怖くて、叫びだしてしまいたいくらい、凄く怖いんだっ。 


 不安と傷みとにぎゅっと奥歯をかみ締めていると、口の中に血の味が滲んで更に身を固くした。

 このまま体内の血という血が全て流れ出してしまうのではないかとか、ありえないと思うのに怖いことばかりを考えてしまう。体をぎゅっと縮込めて、誰か、誰か助けてと必死に求めた。 


 その時、ふいに勢いよくカーテンが引かれ、ルディエラはびくんっと身をすくめた。

 自分のことばかりにかまけていて、部屋の扉が開いたことになど気づいていなかったのだ。ベイゼルが戻ったのかと思いきや、しかしカーテンを開いてそこに立つのはベイゼルではなかった。

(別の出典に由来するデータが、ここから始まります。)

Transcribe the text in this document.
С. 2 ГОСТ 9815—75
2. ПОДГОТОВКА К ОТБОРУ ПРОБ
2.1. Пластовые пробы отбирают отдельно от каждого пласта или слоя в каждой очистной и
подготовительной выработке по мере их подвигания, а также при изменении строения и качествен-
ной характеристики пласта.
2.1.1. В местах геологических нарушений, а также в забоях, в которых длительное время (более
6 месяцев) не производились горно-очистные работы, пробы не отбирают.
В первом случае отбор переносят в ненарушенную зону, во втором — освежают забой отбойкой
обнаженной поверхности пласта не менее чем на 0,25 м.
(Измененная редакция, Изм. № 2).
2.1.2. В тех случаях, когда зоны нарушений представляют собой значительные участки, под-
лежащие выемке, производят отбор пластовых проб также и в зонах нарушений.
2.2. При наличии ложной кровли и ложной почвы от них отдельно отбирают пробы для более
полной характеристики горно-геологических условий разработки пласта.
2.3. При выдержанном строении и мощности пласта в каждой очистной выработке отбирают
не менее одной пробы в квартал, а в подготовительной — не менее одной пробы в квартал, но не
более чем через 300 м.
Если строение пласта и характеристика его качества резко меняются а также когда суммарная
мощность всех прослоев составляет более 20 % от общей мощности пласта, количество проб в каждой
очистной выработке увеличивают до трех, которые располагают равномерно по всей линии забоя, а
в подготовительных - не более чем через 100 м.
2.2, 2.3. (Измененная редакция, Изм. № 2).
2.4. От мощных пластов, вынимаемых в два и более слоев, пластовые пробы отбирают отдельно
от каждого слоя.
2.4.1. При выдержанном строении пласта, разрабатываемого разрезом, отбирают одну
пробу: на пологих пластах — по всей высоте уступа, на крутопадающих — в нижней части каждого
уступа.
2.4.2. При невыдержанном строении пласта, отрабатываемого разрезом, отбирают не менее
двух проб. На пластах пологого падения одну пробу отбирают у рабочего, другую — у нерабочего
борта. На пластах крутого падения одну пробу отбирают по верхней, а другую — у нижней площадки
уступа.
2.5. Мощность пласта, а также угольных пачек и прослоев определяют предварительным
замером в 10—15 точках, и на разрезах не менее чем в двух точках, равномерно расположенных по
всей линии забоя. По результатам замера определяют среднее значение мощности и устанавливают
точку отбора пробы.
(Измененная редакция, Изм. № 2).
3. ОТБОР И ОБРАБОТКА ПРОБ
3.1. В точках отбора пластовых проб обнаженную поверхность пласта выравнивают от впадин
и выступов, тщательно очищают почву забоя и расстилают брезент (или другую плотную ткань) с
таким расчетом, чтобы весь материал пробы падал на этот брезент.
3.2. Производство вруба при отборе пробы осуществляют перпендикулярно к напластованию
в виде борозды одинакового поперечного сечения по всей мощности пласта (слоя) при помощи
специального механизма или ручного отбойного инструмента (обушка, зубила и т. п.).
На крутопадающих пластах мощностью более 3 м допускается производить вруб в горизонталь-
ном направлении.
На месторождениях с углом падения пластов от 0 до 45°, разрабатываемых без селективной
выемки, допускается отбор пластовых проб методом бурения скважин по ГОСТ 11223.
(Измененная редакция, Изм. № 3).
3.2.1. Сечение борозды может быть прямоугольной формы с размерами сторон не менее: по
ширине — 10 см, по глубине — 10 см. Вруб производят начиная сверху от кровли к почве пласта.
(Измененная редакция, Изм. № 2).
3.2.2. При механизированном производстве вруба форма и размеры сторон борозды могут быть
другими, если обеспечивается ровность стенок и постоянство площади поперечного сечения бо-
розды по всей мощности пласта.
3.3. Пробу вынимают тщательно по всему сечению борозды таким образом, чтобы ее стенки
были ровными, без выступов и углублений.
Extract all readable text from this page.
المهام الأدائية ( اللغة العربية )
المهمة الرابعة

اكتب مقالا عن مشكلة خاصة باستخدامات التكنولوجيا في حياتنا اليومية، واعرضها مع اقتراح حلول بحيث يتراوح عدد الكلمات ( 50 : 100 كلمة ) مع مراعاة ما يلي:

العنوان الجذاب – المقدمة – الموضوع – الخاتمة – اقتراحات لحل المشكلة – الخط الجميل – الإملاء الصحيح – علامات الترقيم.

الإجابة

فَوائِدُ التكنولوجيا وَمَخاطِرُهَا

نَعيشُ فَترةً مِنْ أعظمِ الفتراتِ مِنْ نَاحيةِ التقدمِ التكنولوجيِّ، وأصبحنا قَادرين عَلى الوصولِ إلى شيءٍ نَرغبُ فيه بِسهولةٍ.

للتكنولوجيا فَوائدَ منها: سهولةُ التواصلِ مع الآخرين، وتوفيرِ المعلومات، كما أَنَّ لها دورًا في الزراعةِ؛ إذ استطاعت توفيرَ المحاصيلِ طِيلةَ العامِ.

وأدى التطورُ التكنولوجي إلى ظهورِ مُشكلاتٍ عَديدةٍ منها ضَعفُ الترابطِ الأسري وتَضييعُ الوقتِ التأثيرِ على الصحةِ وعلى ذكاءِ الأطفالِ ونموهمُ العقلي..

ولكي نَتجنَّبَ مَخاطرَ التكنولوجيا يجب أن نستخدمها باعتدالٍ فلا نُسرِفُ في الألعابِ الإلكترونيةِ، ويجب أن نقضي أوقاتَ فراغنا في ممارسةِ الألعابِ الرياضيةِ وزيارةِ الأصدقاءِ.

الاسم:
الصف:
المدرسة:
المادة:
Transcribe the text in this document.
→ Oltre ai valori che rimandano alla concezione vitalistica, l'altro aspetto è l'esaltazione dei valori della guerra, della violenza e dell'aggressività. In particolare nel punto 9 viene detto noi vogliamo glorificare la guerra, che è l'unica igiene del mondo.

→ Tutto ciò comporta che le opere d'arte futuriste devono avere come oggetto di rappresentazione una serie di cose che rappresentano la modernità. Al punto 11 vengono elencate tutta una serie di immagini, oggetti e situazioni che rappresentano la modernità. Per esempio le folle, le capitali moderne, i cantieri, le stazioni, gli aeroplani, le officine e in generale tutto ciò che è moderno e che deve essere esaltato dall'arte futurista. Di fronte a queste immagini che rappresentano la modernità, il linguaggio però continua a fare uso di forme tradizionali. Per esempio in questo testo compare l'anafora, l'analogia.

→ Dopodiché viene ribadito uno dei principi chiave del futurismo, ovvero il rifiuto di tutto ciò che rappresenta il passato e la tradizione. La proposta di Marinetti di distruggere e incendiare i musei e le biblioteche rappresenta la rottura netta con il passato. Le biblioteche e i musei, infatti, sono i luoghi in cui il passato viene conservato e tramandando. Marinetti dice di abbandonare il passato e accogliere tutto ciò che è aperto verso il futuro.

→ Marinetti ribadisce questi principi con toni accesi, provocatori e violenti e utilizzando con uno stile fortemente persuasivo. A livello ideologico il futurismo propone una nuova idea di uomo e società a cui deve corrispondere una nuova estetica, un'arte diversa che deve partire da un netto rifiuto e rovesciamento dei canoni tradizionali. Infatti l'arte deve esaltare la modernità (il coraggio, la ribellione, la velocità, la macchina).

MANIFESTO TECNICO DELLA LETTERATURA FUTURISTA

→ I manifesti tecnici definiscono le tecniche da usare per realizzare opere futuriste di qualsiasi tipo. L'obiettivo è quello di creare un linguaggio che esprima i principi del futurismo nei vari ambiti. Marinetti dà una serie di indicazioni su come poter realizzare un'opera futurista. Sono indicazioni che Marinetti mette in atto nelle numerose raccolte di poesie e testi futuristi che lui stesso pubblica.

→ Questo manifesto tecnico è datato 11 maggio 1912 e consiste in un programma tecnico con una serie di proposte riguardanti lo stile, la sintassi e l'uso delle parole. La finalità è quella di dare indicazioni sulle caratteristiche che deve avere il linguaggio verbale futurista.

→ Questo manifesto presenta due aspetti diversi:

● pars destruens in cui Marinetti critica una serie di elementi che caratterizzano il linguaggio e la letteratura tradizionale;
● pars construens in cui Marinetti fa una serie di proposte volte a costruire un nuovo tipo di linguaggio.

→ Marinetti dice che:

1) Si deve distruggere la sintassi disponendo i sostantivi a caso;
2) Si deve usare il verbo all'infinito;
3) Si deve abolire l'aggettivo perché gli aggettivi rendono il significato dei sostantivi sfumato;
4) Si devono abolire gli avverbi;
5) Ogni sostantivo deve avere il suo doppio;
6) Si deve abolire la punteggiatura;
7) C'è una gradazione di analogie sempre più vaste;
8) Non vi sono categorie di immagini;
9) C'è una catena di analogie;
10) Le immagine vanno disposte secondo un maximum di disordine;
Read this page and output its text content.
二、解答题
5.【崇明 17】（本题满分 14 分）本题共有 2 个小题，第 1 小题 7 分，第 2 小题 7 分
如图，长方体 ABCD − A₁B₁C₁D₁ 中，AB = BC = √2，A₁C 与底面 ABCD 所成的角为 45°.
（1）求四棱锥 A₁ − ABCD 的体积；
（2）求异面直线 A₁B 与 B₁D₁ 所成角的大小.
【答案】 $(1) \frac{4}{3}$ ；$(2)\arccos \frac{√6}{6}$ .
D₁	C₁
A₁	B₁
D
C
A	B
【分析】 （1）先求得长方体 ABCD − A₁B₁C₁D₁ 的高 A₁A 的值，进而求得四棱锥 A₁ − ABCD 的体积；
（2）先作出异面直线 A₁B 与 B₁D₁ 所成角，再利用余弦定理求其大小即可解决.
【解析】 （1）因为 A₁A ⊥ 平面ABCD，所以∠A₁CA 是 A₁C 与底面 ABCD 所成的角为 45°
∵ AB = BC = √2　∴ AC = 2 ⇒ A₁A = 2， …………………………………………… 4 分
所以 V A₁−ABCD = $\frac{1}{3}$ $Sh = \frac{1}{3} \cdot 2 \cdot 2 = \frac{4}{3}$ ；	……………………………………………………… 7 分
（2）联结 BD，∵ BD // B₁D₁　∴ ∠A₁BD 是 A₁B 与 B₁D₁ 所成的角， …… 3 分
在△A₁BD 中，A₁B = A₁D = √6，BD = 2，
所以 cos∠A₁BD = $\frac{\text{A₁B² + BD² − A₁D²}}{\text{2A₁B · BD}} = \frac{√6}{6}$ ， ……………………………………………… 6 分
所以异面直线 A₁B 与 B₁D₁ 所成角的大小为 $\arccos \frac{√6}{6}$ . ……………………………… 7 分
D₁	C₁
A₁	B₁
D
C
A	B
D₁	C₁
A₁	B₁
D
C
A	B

「どうして私が小間使いのような真似をしなければいけないんだ。

兄の命令とはいえ、まったく理解できない」

 ずいっと菓子の入った袋を突き出した第三王子殿下キリシュエータは、涙でぼろぼろになったルディエラの姿にびしりと固まった。


 ノックはしたのだ。

しかし幾度もノックをしてみたが、中から応えは無かった。

だというのに確実に気配はある為に「兄にお使い」を頼まれた三男坊は苛立ちのままに部屋に足を踏み入れ、部屋を区切っているカーテンを乱暴に引いてみてみれば、その主は枕を抱えて泣いている。

 枕を抱え、身を丸め。壁に背を預けてぼろぼろになったその姿に、キリシュエータはあっけにとられた。

 まったく予想していなかった姿だ。


「おまえ、まさか夜になるとそうやって泣いている訳ではないだろうな?」

引きつる顔で問いかければ、ルディエラはぐっと唇をゆがませた。


「でんかっ」

「なんだ」

「でんかぁ」

「――どうした?」


「おなっ、おなかいたいぃぃぃぃ」


 ルディエラは涙腺を決壊させたかのようにうわーっと盛大に泣いた。